One of several flaws in relying on low interest rates to keep the situation in check is that they are not the only reason the worst fears have not yet been realised. Low interest rates have enabled millions of homeowners on standard variable rates and trackers to keep on top of their finances, but many borrowers are stuck on repayment rates some 4, 5 and 6 per cent above the base rate.

While the cost of the best mortgages for those with at least 25 per cent equity in their homes is gradually falling, those without that amount of equity and seeking to remortgage over the coming months may struggle to secure a decent deal. With the government yet to commit to further support for the mortgage market to bridge the estimated 300bn funding gap faced by lenders, costs seem certain to rise again as lenders squeeze borrowers without squeaky clean credit records and large deposits or equity.

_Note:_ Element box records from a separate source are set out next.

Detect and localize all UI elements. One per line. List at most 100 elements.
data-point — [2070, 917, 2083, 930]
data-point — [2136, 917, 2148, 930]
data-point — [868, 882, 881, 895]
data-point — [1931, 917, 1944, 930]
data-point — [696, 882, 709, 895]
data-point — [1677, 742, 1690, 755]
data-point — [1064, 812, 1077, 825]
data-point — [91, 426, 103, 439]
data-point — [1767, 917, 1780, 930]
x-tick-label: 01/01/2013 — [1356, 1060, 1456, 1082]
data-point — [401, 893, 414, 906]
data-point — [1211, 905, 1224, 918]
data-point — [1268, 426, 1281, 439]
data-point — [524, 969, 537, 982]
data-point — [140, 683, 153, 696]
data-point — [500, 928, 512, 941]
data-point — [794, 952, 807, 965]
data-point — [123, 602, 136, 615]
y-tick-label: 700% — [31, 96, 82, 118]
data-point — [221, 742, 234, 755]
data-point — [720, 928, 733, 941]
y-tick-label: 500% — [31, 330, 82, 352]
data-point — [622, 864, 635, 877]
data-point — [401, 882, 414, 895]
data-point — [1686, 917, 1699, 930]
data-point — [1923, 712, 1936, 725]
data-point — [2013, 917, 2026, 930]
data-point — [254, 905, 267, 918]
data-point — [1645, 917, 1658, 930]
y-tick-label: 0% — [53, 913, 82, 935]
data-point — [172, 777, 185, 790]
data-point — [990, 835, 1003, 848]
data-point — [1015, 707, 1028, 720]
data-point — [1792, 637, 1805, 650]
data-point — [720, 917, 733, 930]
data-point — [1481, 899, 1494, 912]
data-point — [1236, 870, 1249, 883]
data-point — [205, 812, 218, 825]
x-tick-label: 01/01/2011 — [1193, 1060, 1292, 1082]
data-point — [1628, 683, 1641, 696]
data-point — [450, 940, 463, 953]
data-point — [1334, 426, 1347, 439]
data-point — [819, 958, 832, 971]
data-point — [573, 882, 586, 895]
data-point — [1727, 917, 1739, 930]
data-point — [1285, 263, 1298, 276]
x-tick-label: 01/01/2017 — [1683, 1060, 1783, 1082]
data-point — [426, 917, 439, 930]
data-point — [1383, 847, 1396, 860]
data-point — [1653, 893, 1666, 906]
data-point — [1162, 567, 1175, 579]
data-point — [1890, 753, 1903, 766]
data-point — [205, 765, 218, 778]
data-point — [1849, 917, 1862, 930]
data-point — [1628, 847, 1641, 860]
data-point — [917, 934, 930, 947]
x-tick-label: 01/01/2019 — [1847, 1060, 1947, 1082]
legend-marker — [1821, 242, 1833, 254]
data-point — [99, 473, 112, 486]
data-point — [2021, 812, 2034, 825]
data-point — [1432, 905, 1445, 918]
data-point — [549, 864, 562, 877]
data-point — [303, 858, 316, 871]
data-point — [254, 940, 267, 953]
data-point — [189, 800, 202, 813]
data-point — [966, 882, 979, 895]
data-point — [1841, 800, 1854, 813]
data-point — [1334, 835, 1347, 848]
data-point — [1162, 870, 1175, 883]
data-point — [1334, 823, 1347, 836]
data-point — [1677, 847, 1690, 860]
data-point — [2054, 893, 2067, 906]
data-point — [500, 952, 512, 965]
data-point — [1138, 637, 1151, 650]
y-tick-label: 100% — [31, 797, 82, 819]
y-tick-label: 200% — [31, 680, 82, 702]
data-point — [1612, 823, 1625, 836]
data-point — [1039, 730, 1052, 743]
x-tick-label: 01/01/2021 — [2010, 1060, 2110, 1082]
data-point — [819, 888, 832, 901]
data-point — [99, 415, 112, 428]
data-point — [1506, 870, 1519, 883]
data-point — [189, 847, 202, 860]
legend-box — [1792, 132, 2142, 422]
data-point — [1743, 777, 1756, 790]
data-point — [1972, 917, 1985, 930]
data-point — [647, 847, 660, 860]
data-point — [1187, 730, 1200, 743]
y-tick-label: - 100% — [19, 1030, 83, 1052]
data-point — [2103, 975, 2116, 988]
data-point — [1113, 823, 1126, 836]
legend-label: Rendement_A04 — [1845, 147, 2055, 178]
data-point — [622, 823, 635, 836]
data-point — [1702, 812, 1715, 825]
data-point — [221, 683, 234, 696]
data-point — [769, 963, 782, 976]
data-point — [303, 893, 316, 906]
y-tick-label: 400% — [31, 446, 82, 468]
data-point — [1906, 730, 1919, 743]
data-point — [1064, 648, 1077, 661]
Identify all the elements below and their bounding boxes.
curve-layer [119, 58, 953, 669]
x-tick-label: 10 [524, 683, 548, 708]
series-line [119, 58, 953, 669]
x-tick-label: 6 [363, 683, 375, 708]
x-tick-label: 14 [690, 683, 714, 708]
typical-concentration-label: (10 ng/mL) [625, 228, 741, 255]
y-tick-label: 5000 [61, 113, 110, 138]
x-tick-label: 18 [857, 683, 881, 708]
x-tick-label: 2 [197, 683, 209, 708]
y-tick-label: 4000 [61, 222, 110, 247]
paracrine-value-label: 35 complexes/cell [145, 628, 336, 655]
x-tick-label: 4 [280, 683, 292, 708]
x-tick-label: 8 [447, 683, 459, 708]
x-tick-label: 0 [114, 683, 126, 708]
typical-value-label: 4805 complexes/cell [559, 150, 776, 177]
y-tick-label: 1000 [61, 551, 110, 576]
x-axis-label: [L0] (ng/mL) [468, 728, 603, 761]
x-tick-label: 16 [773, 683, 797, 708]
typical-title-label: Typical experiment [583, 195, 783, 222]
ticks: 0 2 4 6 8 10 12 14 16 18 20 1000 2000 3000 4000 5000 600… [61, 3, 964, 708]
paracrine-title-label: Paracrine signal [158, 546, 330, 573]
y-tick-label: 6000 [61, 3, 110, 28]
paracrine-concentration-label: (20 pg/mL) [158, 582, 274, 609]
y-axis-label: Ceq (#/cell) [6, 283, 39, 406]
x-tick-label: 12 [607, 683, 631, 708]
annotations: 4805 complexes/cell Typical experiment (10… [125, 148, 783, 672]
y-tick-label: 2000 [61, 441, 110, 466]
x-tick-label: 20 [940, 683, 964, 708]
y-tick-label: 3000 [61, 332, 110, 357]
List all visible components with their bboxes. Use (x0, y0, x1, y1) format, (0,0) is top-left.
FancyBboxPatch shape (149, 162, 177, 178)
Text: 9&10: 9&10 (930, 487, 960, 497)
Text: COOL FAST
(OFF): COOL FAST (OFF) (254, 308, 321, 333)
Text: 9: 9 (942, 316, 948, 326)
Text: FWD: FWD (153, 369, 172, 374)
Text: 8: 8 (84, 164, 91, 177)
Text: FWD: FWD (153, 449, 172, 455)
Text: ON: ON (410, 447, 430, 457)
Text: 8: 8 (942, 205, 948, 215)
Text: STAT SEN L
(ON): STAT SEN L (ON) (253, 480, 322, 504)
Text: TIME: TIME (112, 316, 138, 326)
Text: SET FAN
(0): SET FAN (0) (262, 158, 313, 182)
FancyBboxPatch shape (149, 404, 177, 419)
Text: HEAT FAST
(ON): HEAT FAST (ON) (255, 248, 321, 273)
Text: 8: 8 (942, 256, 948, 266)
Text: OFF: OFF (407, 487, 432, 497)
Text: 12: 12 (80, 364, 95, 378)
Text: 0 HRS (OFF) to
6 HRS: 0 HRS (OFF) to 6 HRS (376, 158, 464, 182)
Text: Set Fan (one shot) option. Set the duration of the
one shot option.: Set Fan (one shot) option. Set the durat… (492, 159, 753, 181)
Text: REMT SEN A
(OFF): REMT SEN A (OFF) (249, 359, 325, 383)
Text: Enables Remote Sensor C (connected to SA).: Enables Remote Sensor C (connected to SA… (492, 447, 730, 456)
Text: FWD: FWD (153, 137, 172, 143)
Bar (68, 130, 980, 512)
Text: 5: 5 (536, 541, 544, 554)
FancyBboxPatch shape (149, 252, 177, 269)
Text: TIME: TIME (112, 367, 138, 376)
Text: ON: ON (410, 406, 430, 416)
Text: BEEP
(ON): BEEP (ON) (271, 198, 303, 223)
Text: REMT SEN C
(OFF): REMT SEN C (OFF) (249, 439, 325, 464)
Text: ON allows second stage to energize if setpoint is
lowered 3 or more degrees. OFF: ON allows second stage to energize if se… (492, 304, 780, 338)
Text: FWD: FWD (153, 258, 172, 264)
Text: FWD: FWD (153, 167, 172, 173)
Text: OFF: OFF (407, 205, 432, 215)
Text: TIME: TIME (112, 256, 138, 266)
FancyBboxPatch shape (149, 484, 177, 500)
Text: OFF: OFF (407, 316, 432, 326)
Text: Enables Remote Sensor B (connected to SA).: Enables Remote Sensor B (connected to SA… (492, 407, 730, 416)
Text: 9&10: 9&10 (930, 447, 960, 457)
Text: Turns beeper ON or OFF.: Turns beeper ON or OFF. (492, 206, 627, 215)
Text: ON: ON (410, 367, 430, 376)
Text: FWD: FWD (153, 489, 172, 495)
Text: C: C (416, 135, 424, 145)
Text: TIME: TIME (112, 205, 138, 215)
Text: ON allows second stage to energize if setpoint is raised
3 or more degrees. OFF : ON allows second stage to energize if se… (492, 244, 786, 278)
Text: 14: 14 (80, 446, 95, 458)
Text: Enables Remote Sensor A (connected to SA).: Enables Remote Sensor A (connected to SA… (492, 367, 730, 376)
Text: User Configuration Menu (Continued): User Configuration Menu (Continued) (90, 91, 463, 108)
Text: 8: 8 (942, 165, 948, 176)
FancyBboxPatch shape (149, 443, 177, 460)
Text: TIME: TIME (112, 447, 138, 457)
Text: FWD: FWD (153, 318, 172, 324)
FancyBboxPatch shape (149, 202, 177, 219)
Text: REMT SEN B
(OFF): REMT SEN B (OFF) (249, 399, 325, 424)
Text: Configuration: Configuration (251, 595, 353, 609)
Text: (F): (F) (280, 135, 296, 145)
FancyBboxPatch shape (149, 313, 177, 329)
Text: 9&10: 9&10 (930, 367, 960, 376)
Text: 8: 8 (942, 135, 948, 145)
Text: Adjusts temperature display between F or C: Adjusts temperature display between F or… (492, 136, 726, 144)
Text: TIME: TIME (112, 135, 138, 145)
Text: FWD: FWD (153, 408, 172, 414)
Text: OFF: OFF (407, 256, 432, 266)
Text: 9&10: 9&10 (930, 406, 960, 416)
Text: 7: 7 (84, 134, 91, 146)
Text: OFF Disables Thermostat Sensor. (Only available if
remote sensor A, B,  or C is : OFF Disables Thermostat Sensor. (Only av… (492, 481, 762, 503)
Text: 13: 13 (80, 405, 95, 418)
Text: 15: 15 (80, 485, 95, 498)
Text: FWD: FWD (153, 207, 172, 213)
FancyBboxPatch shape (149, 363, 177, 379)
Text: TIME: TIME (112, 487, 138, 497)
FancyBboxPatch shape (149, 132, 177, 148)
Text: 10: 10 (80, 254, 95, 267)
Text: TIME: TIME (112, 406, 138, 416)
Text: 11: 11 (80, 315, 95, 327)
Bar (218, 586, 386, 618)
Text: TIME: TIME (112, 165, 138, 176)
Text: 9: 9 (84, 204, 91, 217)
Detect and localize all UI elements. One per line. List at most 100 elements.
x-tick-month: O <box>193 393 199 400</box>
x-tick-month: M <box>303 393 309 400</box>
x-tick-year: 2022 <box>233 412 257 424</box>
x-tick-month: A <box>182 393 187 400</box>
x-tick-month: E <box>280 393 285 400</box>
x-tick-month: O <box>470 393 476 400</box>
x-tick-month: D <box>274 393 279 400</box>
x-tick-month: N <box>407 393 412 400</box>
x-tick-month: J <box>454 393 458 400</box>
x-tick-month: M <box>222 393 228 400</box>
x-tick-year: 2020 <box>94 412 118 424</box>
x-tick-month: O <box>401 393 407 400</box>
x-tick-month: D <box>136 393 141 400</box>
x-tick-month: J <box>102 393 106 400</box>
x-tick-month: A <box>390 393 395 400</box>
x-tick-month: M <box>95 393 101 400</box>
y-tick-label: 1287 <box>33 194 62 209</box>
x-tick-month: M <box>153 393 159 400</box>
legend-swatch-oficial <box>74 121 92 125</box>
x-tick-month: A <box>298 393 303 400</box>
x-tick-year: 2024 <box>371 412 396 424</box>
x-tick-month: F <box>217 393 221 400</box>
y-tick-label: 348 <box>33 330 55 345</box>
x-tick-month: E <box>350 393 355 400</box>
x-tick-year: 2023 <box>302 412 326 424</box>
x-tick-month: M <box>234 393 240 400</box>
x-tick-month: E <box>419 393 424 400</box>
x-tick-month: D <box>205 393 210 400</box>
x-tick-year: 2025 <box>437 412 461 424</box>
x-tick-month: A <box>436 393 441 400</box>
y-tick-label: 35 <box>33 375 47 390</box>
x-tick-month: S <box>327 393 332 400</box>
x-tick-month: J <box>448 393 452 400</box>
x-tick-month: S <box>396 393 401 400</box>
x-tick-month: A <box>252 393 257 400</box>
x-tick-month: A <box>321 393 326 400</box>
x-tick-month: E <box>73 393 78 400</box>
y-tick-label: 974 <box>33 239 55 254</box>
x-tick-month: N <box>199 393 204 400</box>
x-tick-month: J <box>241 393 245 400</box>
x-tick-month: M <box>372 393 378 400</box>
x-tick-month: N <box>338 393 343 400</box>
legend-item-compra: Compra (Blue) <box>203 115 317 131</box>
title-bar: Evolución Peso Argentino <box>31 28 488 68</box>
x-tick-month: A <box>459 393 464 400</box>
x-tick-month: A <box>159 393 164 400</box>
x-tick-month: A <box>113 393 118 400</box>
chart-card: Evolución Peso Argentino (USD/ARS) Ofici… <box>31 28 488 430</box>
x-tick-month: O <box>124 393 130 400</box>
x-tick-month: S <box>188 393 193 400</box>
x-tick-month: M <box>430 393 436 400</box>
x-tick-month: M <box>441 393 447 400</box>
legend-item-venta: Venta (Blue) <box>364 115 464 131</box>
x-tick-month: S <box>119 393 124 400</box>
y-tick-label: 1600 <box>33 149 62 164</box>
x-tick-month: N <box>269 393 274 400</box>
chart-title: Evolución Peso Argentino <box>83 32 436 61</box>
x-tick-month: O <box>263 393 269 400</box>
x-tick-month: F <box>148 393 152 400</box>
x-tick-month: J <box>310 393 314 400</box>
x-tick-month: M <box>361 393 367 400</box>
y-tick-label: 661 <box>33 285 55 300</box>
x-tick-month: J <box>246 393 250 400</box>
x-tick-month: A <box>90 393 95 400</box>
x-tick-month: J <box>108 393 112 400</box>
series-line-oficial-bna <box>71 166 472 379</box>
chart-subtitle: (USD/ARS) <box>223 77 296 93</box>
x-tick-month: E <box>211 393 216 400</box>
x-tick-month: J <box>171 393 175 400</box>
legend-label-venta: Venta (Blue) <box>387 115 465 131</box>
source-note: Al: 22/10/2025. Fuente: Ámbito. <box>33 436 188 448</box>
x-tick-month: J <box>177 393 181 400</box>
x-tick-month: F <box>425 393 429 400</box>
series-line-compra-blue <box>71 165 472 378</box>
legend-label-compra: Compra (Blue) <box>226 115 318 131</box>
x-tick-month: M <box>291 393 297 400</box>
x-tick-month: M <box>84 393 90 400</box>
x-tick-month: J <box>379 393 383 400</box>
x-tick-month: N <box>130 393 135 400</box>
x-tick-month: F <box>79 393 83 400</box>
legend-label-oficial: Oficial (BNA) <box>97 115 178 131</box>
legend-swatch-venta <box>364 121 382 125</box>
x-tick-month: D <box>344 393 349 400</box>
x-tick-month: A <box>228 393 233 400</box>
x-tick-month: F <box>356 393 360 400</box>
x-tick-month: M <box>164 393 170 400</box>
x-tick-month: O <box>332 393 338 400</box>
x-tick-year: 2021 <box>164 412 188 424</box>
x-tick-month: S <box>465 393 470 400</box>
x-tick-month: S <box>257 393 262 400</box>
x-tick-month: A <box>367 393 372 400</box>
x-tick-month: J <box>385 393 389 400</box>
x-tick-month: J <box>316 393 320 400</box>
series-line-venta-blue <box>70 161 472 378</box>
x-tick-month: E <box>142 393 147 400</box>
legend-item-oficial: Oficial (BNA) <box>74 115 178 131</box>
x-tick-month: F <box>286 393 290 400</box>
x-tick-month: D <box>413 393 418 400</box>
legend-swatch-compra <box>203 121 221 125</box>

That's before the implications of higher unemployment kick in. How much longer will lenders remain patient if low wage inflation and rising jobless figures prevent borrowers with suspended possession orders hanging over them from clearing their arrears? The Consumer Credit Counselling Service believes many homeowners so far given a reprieve may soon find lenders running out of patience. Similarly, the many borrowers who took out massive mortgages in the mid noughties in the confidence that the value of their home would only rise were recently warned by PricewaterhouseCoopers that there's a 50 per cent chance their property could be worth less in a decade's time that it was in 2007. For them, getting the kind of mortgage deal that keeps the wolf from the door may soon be impossible, if it isn't already.

The government is creating the conditions for unprecedented levels of repossessions and its reluctance to acknowledge the potentially disastrous implications for thousands of households across the UK is politically and morally alarming.